A 1ª Vara Federal Criminal de São Paulo/SP rejeitou, no dia 26/4, a denúncia feita pelo Ministério Público Federal (MPF) para condenar A.S.M., comandante do DOI/CODI, e C.S.S., pela tortura e morte, no ano de 1975, de Elson Costa, militante do Partido Comunista Brasileiro (PCB). A decisão é da juíza federal Andreia Costa Moruzzi.
Segundo a magistrada, não cabe ao Juízo de primeira instância revisar o que foi decidido pelo Supremo Tribunal Federal (STF), recebendo denúncia por fatos ocorridos há 46 anos e declarados anistiados por lei válida e constitucional. “A instância máxima do Judiciário brasileiro reforçou o entendimento de que a Lei de Anistia foi recepcionada pelo ordenamento constitucional e encontra-se plena em eficácia e validade”, afirma a decisão.
Andreia Moruzzi ressalta que o plenário do STF concluiu, no julgamento da Arguição de Descumprimento de Preceito Fundamental (ADPF) nº 153, que os efeitos da anistia concedida pela Lei 6.683/79 não foram afastados pela Constituição Federal de 1988, alcançando, portanto, os atos de qualquer natureza relacionados com crimes políticos ou praticados por motivação política, realizados por agentes civis e militares da repressão no período compreendido entre 2/9/1961 e 15/8/1979.
“Como é sabido e consabido, a decisão proferida pelo Supremo Tribunal Federal possui eficácia e efeito vinculante relativamente aos demais órgãos do Poder Público (art. 10, § 3º, Lei n. 9.882/99), no que evidentemente se enquadram o Poder Judiciário, o Ministério Público e os demais atores do sistema de Justiça no Brasil [...]. O próprio órgão ministerial reconhece tal circunstância para, então, buscar uma forma de contorná-la”, afirma a juíza.
O MPF argumentou, em seu pedido, que não teria ocorrido anistia, nem tampouco prescrição dos alegados crimes, por três motivos: 1) eles teriam sido praticados em contexto de um ataque sistemático e generalizado contra a população civil brasileira por meio da violência; 2) constituíram em graves violações aos direitos humanos, os quais excluem a validade de interpretações que assegurem a impunidade de tais violações; 3) foram crimes de lesa-humanidade ou a eles conexos (no caso de prevaricação), motivo pelo qual não estariam protegidos por regras domésticas de anistia e prescrição.
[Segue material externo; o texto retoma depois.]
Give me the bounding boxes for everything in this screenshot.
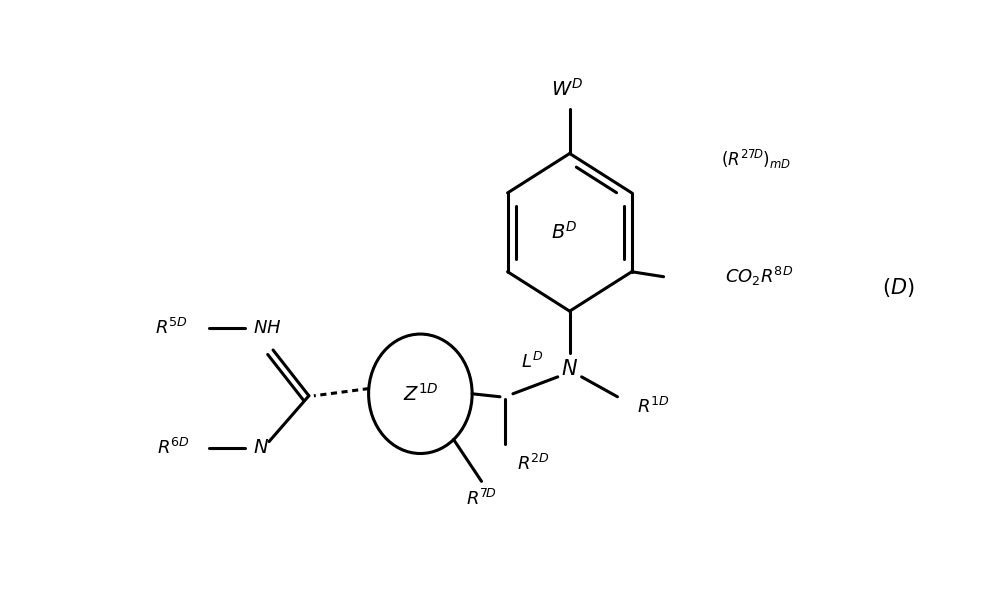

“Não se pode dizer que a repressão a opositores do regime de exceção, por mais dura que tenha sido, tenha se estendido à grande massa da população brasileira. O argumento peca pelo caráter hiperbólico e não é suficiente para os fins pretendidos. Igualmente não procede o argumento ministerial sobre a influência do direito internacional na ordem jurídica interna, com vistas a caracterizar os fatos narrados na denúncia como crimes de lesa-humanidade e, por isso, imprescritíveis ou insuscetíveis de anistia”, afirma Andreia Moruzzi. Além disso, “descabe cogitar a aplicação retroativa das disposições e diretivas de direito internacional que pretendam invalidar, direta ou indiretamente, a aplicação da Lei 6.683/79. Defender tal entendimento contraria, sim, o dispositivo de decisão do Supremo Tribunal Federal”.
A juíza finaliza dizendo ser louvável o empenho do órgão ministerial nas suas ponderações, mas conclui que não há amparo legal ao prosseguimento da ação penal. “A anistia é uma das formas de extinção da punibilidade que se caracteriza pelo esquecimento jurídico do ilícito, concedida pelo Congresso Nacional, por meio de lei, não suscetível de revogação, e que possui como decorrência a extinção de todos os efeitos penais dos fatos, remanescendo apenas eventuais obrigações de natureza cível”.
Conforme consta na denúncia, Elson Costa militava no PCB e, em decorrência de sua relevante atuação no partido, passou a ser monitorado pelos agentes da repressão. Foi visto pela última vez em 15/1/1975, quando foi abordado e preso por cerca de cinco agentes a mando do denunciado A.S.M. Acabou levado ao centro clandestino do DOI-CODI, em Itapevi/SP, onde foi torturado e morto. (RAN)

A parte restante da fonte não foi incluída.